The camp director explains that she admires the way Islamic cultures raise children so devoted they will risk their lives for their faith. When we ultimately see several of the campers being placed by their parents on the steps of the Capitol with tape over their mouths, protesting abortion, the real purpose of this camp is driven home.

But the most touching scenes are the ones where the children are alone, and we see the ways that this indoctrination creeps into the most innocent elements of childhood. 11 year old Tori loves dancing to Christian rock, but frets that it's not always easy to dance for God instead of "dancing for the flesh." On an outing to the bowling alley, 9 year old Rachael feels compelled to walk up to strangers and awkwardly evangelize to them, without being prompted. A roomful of boys telling ghost stories after dark are interrupted by an adult who warns them about stories that don't glorify God.
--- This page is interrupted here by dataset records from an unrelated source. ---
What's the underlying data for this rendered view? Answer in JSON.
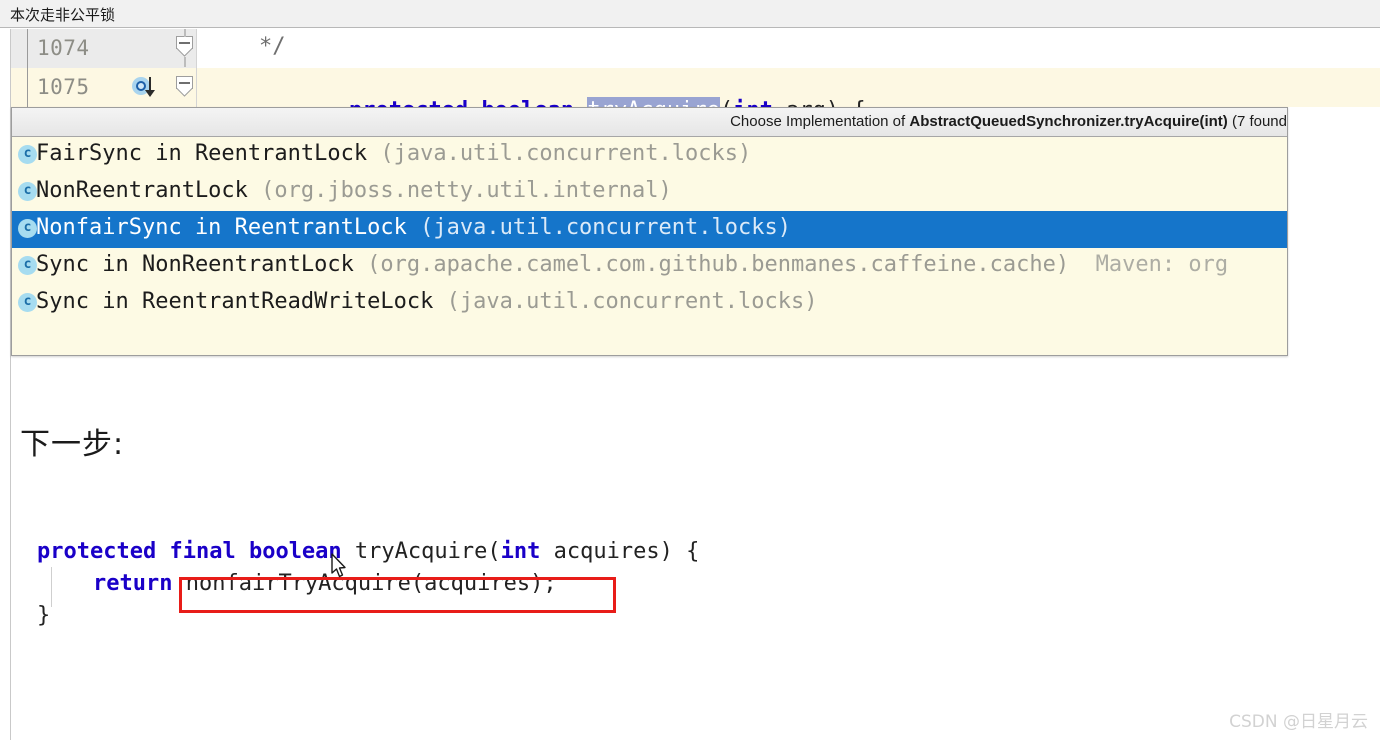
{
  "window": {
    "title": "本次走非公平锁"
  },
  "editor": {
    "lines": [
      {
        "number": "1074",
        "text": "*/",
        "style": "comment"
      },
      {
        "number": "1075",
        "text": "protected boolean tryAcquire(int arg) {",
        "style": "code"
      }
    ],
    "line_1074": {
      "number": "1074",
      "comment": "*/"
    },
    "line_1075": {
      "number": "1075",
      "kw_protected": "protected",
      "kw_boolean": "boolean",
      "selected_identifier": "tryAcquire",
      "open_paren": "(",
      "kw_int": "int",
      "param": " arg) {"
    },
    "gutter_icon": "override-method-icon",
    "fold_icon": "collapse-minus-icon"
  },
  "popup": {
    "header_prefix": "Choose Implementation of ",
    "header_target": "AbstractQueuedSynchronizer.tryAcquire(int)",
    "header_suffix": " (7 found",
    "items": [
      {
        "icon": "class-icon",
        "icon_letter": "c",
        "name": "FairSync in ReentrantLock",
        "package": " (java.util.concurrent.locks)",
        "extra": "",
        "selected": false
      },
      {
        "icon": "class-icon",
        "icon_letter": "c",
        "name": "NonReentrantLock",
        "package": " (org.jboss.netty.util.internal)",
        "extra": "",
        "selected": false
      },
      {
        "icon": "class-icon",
        "icon_letter": "c",
        "name": "NonfairSync in ReentrantLock",
        "package": " (java.util.concurrent.locks)",
        "extra": "",
        "selected": true
      },
      {
        "icon": "class-icon",
        "icon_letter": "c",
        "name": "Sync in NonReentrantLock",
        "package": " (org.apache.camel.com.github.benmanes.caffeine.cache)",
        "extra": "  Maven: org",
        "selected": false
      },
      {
        "icon": "class-icon",
        "icon_letter": "c",
        "name": "Sync in ReentrantReadWriteLock",
        "package": " (java.util.concurrent.locks)",
        "extra": "",
        "selected": false
      }
    ]
  },
  "annotation": {
    "next_step_label": "下一步:"
  },
  "snippet": {
    "line1": {
      "kw_protected": "protected",
      "kw_final": "final",
      "kw_boolean": "boolean",
      "method": " tryAcquire(",
      "kw_int": "int",
      "tail": " acquires) {"
    },
    "line2": {
      "kw_return": "return",
      "call": " nonfairTryAcquire(acquires);"
    },
    "line3": {
      "brace": "}"
    },
    "highlight_box_color": "#e81c18",
    "highlighted_text": "nonfairTryAcquire(acquires);"
  },
  "watermark": {
    "text": "CSDN @日星月云"
  },
  "colors": {
    "selected_row": "#1575ca",
    "popup_background": "#fdfae4",
    "current_line": "#fdf8e3",
    "keyword": "#1a00c8",
    "identifier_selection": "#99a4d2",
    "annotation_red": "#e81c18"
  }
}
No doubt some viewers will accuse the filmmakers of the dreaded liberal bias. But this is not a work of fiction, nor is it slanted reporting. These are real people and real events, captured on film. If the evangelical movement comes off badly in this film, the people on screen have no one but themselves to blame.

I've linked to a Youtube presentation of the trailer below (run time: 2:09). Some interesting quotations that I transcribed from the trailer:

"I pledge allegiance to the Christian flag..." (A boy and girl reciting a "pledge.")
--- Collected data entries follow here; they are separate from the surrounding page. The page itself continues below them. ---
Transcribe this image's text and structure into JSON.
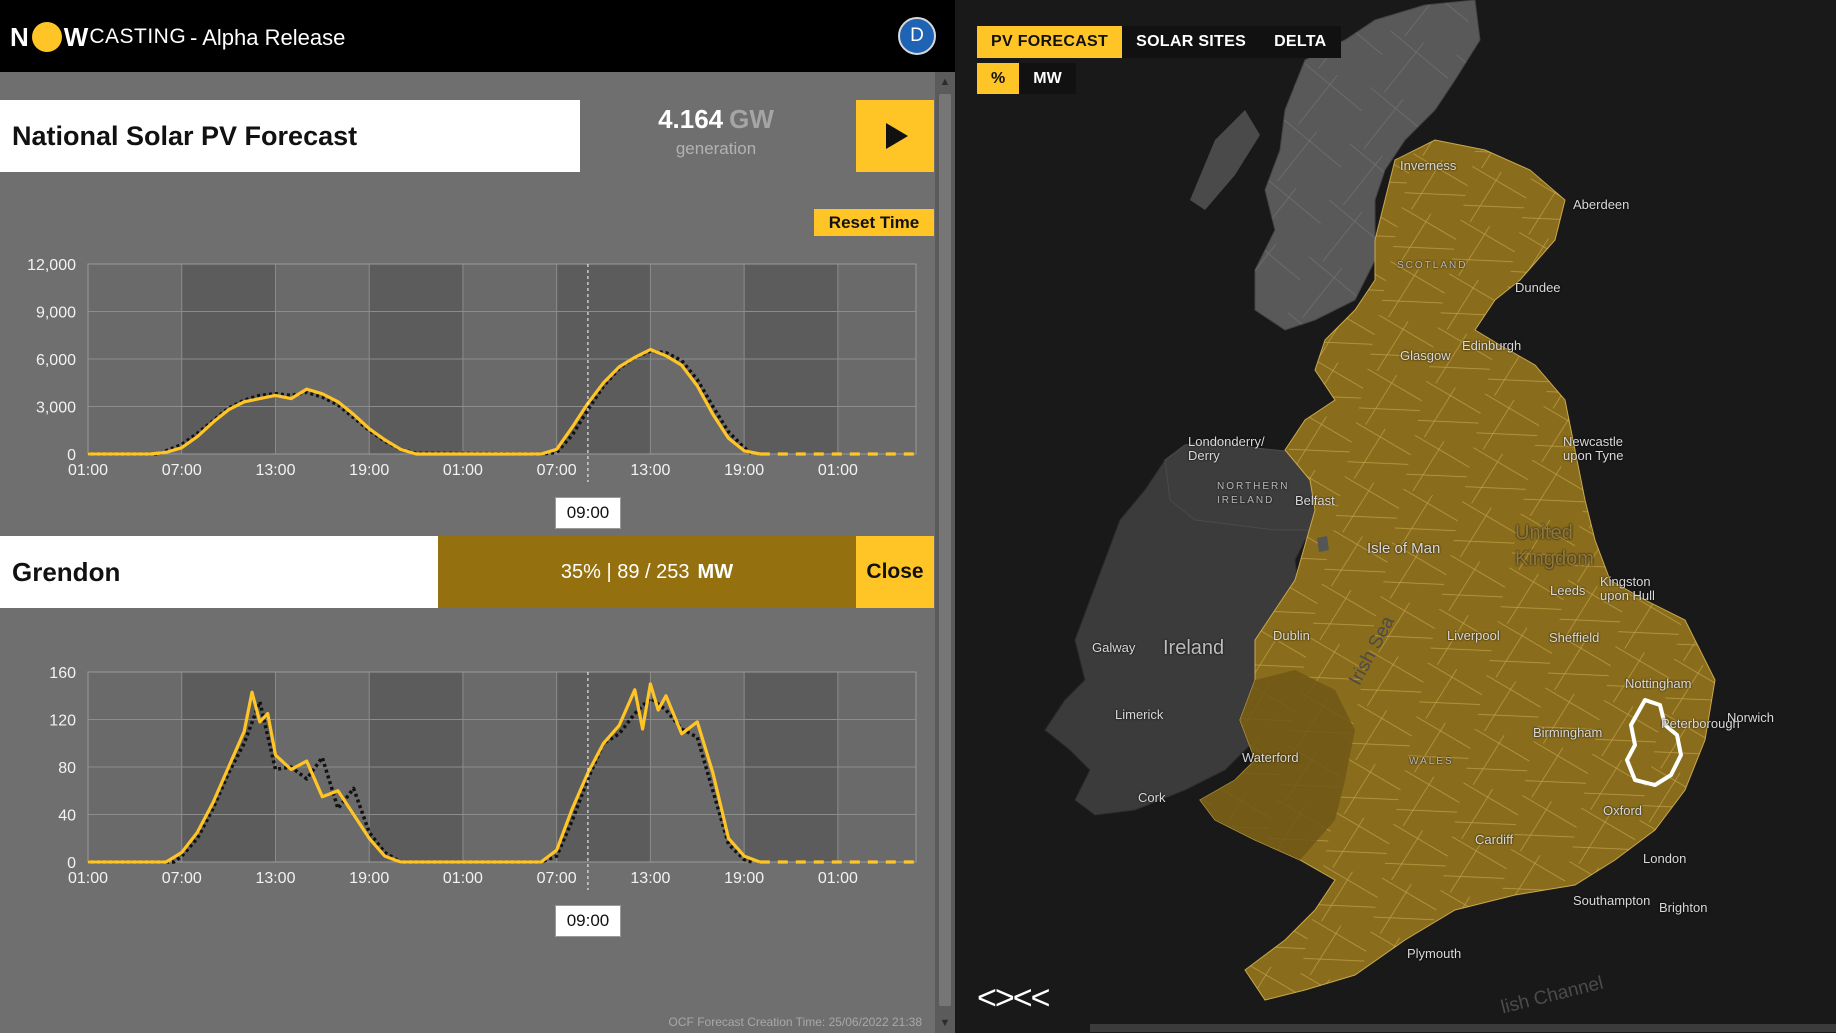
{
  "header": {
    "logo_n": "N",
    "logo_w": "W",
    "logo_rest": "CASTING",
    "release": "- Alpha Release",
    "avatar_letter": "D"
  },
  "national": {
    "title": "National Solar PV Forecast",
    "generation_value": "4.164",
    "generation_unit": "GW",
    "generation_label": "generation",
    "reset_label": "Reset Time",
    "time_label": "09:00"
  },
  "region": {
    "name": "Grendon",
    "stats": "35% | 89 / 253",
    "unit": "MW",
    "close_label": "Close",
    "time_label": "09:00"
  },
  "footer": {
    "creation_time": "OCF Forecast Creation Time: 25/06/2022 21:38"
  },
  "map": {
    "tabs": [
      {
        "label": "PV FORECAST",
        "active": true
      },
      {
        "label": "SOLAR SITES",
        "active": false
      },
      {
        "label": "DELTA",
        "active": false
      }
    ],
    "units": [
      {
        "label": "%",
        "active": true
      },
      {
        "label": "MW",
        "active": false
      }
    ],
    "nav_arrows": "<><<",
    "labels": {
      "inverness": "Inverness",
      "aberdeen": "Aberdeen",
      "scotland": "SCOTLAND",
      "dundee": "Dundee",
      "glasgow": "Glasgow",
      "edinburgh": "Edinburgh",
      "newcastle": "Newcastle\nupon Tyne",
      "londonderry": "Londonderry/\nDerry",
      "northern_ireland": "NORTHERN\nIRELAND",
      "belfast": "Belfast",
      "isle_of_man": "Isle of Man",
      "united_kingdom": "United\nKingdom",
      "ireland": "Ireland",
      "dublin": "Dublin",
      "galway": "Galway",
      "irish_sea": "Irish Sea",
      "leeds": "Leeds",
      "kingston": "Kingston\nupon Hull",
      "liverpool": "Liverpool",
      "sheffield": "Sheffield",
      "nottingham": "Nottingham",
      "limerick": "Limerick",
      "birmingham": "Birmingham",
      "peterborough": "Peterborough",
      "norwich": "Norwich",
      "wales": "WALES",
      "waterford": "Waterford",
      "cork": "Cork",
      "oxford": "Oxford",
      "cardiff": "Cardiff",
      "london": "London",
      "southampton": "Southampton",
      "brighton": "Brighton",
      "plymouth": "Plymouth",
      "english_channel": "lish Channel"
    }
  },
  "chart_data": [
    {
      "type": "line",
      "name": "national",
      "x_ticks": [
        "01:00",
        "07:00",
        "13:00",
        "19:00",
        "01:00",
        "07:00",
        "13:00",
        "19:00",
        "01:00"
      ],
      "ylim": [
        0,
        12000
      ],
      "y_ticks": [
        "0",
        "3,000",
        "6,000",
        "9,000",
        "12,000"
      ],
      "x_range_hours": [
        0,
        53
      ],
      "now_hour": 32,
      "forecast": [
        [
          0,
          0
        ],
        [
          4,
          0
        ],
        [
          5,
          100
        ],
        [
          6,
          400
        ],
        [
          7,
          1100
        ],
        [
          8,
          2000
        ],
        [
          9,
          2800
        ],
        [
          10,
          3300
        ],
        [
          11,
          3500
        ],
        [
          12,
          3700
        ],
        [
          13,
          3500
        ],
        [
          14,
          4100
        ],
        [
          15,
          3800
        ],
        [
          16,
          3300
        ],
        [
          17,
          2500
        ],
        [
          18,
          1600
        ],
        [
          19,
          900
        ],
        [
          20,
          300
        ],
        [
          21,
          0
        ],
        [
          29,
          0
        ],
        [
          30,
          300
        ],
        [
          31,
          1700
        ],
        [
          32,
          3200
        ],
        [
          33,
          4500
        ],
        [
          34,
          5500
        ],
        [
          35,
          6100
        ],
        [
          36,
          6600
        ],
        [
          37,
          6200
        ],
        [
          38,
          5600
        ],
        [
          39,
          4300
        ],
        [
          40,
          2500
        ],
        [
          41,
          1000
        ],
        [
          42,
          200
        ],
        [
          43,
          0
        ]
      ],
      "forecast_future": [
        [
          43,
          0
        ],
        [
          53,
          0
        ]
      ],
      "actual": [
        [
          0,
          0
        ],
        [
          4.5,
          0
        ],
        [
          5,
          200
        ],
        [
          6,
          600
        ],
        [
          7,
          1300
        ],
        [
          8,
          2100
        ],
        [
          9,
          2900
        ],
        [
          10,
          3400
        ],
        [
          11,
          3700
        ],
        [
          12,
          3800
        ],
        [
          13,
          3700
        ],
        [
          14,
          3900
        ],
        [
          15,
          3600
        ],
        [
          16,
          3100
        ],
        [
          17,
          2300
        ],
        [
          18,
          1500
        ],
        [
          19,
          800
        ],
        [
          20,
          300
        ],
        [
          21,
          50
        ],
        [
          29,
          0
        ],
        [
          30,
          100
        ],
        [
          31,
          1200
        ],
        [
          32,
          2800
        ],
        [
          33,
          4300
        ],
        [
          34,
          5400
        ],
        [
          35,
          6100
        ],
        [
          36,
          6500
        ],
        [
          37,
          6400
        ],
        [
          38,
          5900
        ],
        [
          39,
          4700
        ],
        [
          40,
          3000
        ],
        [
          41,
          1400
        ],
        [
          42,
          400
        ],
        [
          42.5,
          0
        ]
      ]
    },
    {
      "type": "line",
      "name": "grendon",
      "x_ticks": [
        "01:00",
        "07:00",
        "13:00",
        "19:00",
        "01:00",
        "07:00",
        "13:00",
        "19:00",
        "01:00"
      ],
      "ylim": [
        0,
        160
      ],
      "y_ticks": [
        "0",
        "40",
        "80",
        "120",
        "160"
      ],
      "x_range_hours": [
        0,
        53
      ],
      "now_hour": 32,
      "forecast": [
        [
          0,
          0
        ],
        [
          5,
          0
        ],
        [
          6,
          8
        ],
        [
          7,
          25
        ],
        [
          8,
          50
        ],
        [
          9,
          80
        ],
        [
          10,
          110
        ],
        [
          10.5,
          143
        ],
        [
          11,
          118
        ],
        [
          11.5,
          125
        ],
        [
          12,
          90
        ],
        [
          13,
          78
        ],
        [
          14,
          85
        ],
        [
          15,
          55
        ],
        [
          16,
          60
        ],
        [
          17,
          40
        ],
        [
          18,
          20
        ],
        [
          19,
          5
        ],
        [
          20,
          0
        ],
        [
          29,
          0
        ],
        [
          30,
          10
        ],
        [
          31,
          45
        ],
        [
          32,
          75
        ],
        [
          33,
          100
        ],
        [
          34,
          115
        ],
        [
          35,
          145
        ],
        [
          35.5,
          112
        ],
        [
          36,
          150
        ],
        [
          36.5,
          128
        ],
        [
          37,
          140
        ],
        [
          38,
          108
        ],
        [
          39,
          118
        ],
        [
          40,
          75
        ],
        [
          41,
          20
        ],
        [
          42,
          5
        ],
        [
          43,
          0
        ]
      ],
      "forecast_future": [
        [
          43,
          0
        ],
        [
          53,
          0
        ]
      ],
      "actual": [
        [
          0,
          0
        ],
        [
          5.5,
          0
        ],
        [
          6,
          5
        ],
        [
          7,
          20
        ],
        [
          8,
          45
        ],
        [
          9,
          75
        ],
        [
          10,
          100
        ],
        [
          11,
          135
        ],
        [
          12,
          78
        ],
        [
          13,
          80
        ],
        [
          14,
          70
        ],
        [
          15,
          88
        ],
        [
          16,
          45
        ],
        [
          17,
          62
        ],
        [
          18,
          25
        ],
        [
          19,
          8
        ],
        [
          20,
          0
        ],
        [
          29,
          0
        ],
        [
          30,
          5
        ],
        [
          31,
          35
        ],
        [
          32,
          70
        ],
        [
          33,
          100
        ],
        [
          34,
          108
        ],
        [
          35,
          125
        ],
        [
          36,
          138
        ],
        [
          37,
          128
        ],
        [
          38,
          112
        ],
        [
          39,
          105
        ],
        [
          40,
          60
        ],
        [
          41,
          15
        ],
        [
          42,
          2
        ],
        [
          42.5,
          0
        ]
      ]
    }
  ]
}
"There are two kinds of people in the world: people who love Jesus and people who don't." (An adult woman.)

"I really feel that we're a key generation to Jesus coming back." (Levi O'Brien, a young boy attending the camp.)

"How many of you want to be those who would give up their lives for Jesus?" (An adult man; perhaps the most disturbing part of the trailer as you see perfectly innocent and naive children - especially the blond girl - who jump up and down, waving their hands, and not understanding in the slightest what the man is really asking of them.)
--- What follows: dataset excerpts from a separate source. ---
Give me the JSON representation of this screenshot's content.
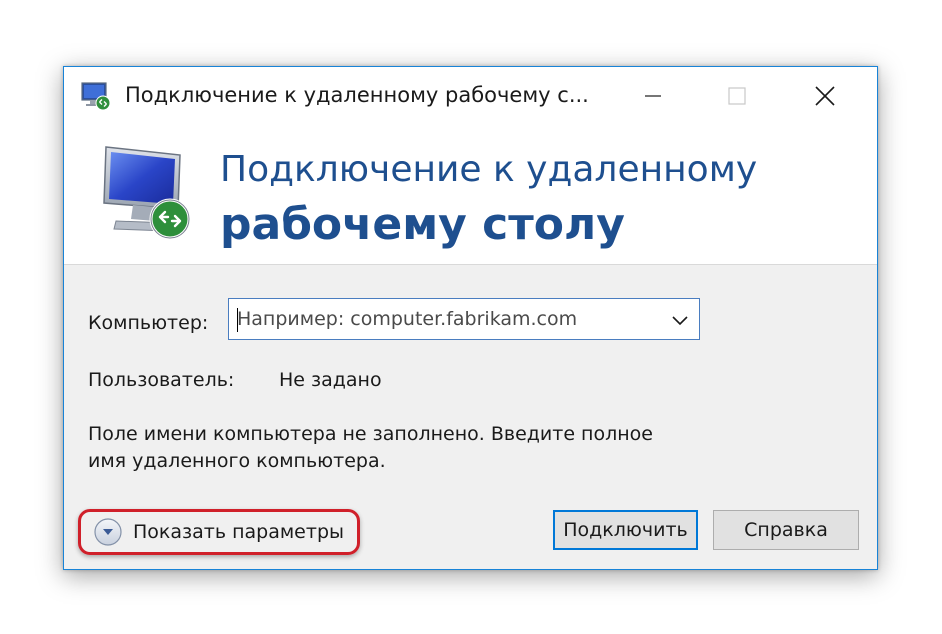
{
  "window": {
    "title": "Подключение к удаленному рабочему с..."
  },
  "banner": {
    "line1": "Подключение к удаленному",
    "line2": "рабочему столу"
  },
  "form": {
    "computer_label": "Компьютер:",
    "computer_placeholder": "Например: computer.fabrikam.com",
    "user_label": "Пользователь:",
    "user_value": "Не задано",
    "info_line1": "Поле имени компьютера не заполнено. Введите полное",
    "info_line2": "имя удаленного компьютера."
  },
  "footer": {
    "show_options_label": "Показать параметры",
    "connect_label": "Подключить",
    "help_label": "Справка"
  },
  "colors": {
    "accent": "#1883d7",
    "banner_text": "#1e4f8f",
    "highlight": "#d0202a"
  },
  "icons": {
    "app": "remote-desktop-icon",
    "minimize": "minimize-icon",
    "maximize": "maximize-icon",
    "close": "close-icon",
    "dropdown": "chevron-down-icon",
    "options": "expand-circle-icon"
  }
}
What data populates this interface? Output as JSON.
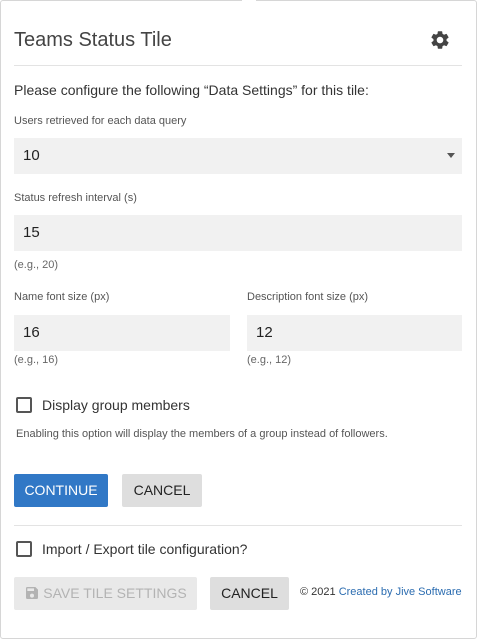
{
  "header": {
    "title": "Teams Status Tile",
    "settings_icon": "gear-icon"
  },
  "intro": "Please configure the following “Data Settings” for this tile:",
  "fields": {
    "users_query": {
      "label": "Users retrieved for each data query",
      "value": "10"
    },
    "refresh_interval": {
      "label": "Status refresh interval (s)",
      "value": "15",
      "hint": "(e.g., 20)"
    },
    "name_font": {
      "label": "Name font size (px)",
      "value": "16",
      "hint": "(e.g., 16)"
    },
    "description_font": {
      "label": "Description font size (px)",
      "value": "12",
      "hint": "(e.g., 12)"
    }
  },
  "group_members": {
    "label": "Display group members",
    "checked": false,
    "note": "Enabling this option will display the members of a group instead of followers."
  },
  "actions": {
    "continue_label": "CONTINUE",
    "cancel_label": "CANCEL"
  },
  "import_export": {
    "label": "Import / Export tile configuration?",
    "checked": false
  },
  "footer": {
    "save_label": "SAVE TILE SETTINGS",
    "save_icon": "floppy-disk-icon",
    "cancel_label": "CANCEL",
    "copyright": "© 2021",
    "credit_link": "Created by Jive Software"
  },
  "colors": {
    "primary": "#3178c6",
    "link": "#2b6cb0"
  }
}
"We're being trained to be God's army." (A second young boy.)

"This means war! This means war! Are you a part of it or not?" (Pastor Becky Fisher, who runs the "Kids on Fire" summer camp, shouting.)

The official website has more information, including two additional videos.

One of the two videos has an interview with Becky Fisher. It's rather sad and typical (and wrong) to see how she views political conflicts in the Middle East (Palestine in particular) as dying "for the cause of Islam." She hopes to instill a fanaticism among the children to the point where they're willing to kill themselves "for the gospel":

"Where should we be putting in our efforts? Where should we be putting our focus? I'll tell you where our enemies are putting it, they're putting it on the kids. They're going into the schools. You go into Palestine, and I can take you to some websites that will absolutely shake you to your foundations and show you photographs of where they're taking their kids to camps like we take our kids to Bible camps, and they're putting hand grenades in their hands, they're teaching them how to put on bomb belts, they're teaching them how to use rifles, they're teaching how to use machine guns; it's no wonder, with that kind of intense training that [garbled], that those young people are ready to kill themselves for the cause of Islam.

"I want to see young people who are as committed to the cause of Jesus Christ as the young people are to the cause of Islam. I want to see them as radically laying down their lives for the gospel as, as they are, uh, over in, in Pakistan, in, in Isreal, and, and Palestine, and all those different places. You know, because we have... excuse me, but we have the truth!"


Anonymous said...

"Because we have the truth."

That one single sentence explains why we will never be able to talk to, negotiate with or live amicably alongside these people.

ned fucking flanders

Anonymous said...

Caught a showing of the movie this past weekend in Texas, and I thought it was very balanced despite this review:
I recommend to anyone with an open mind!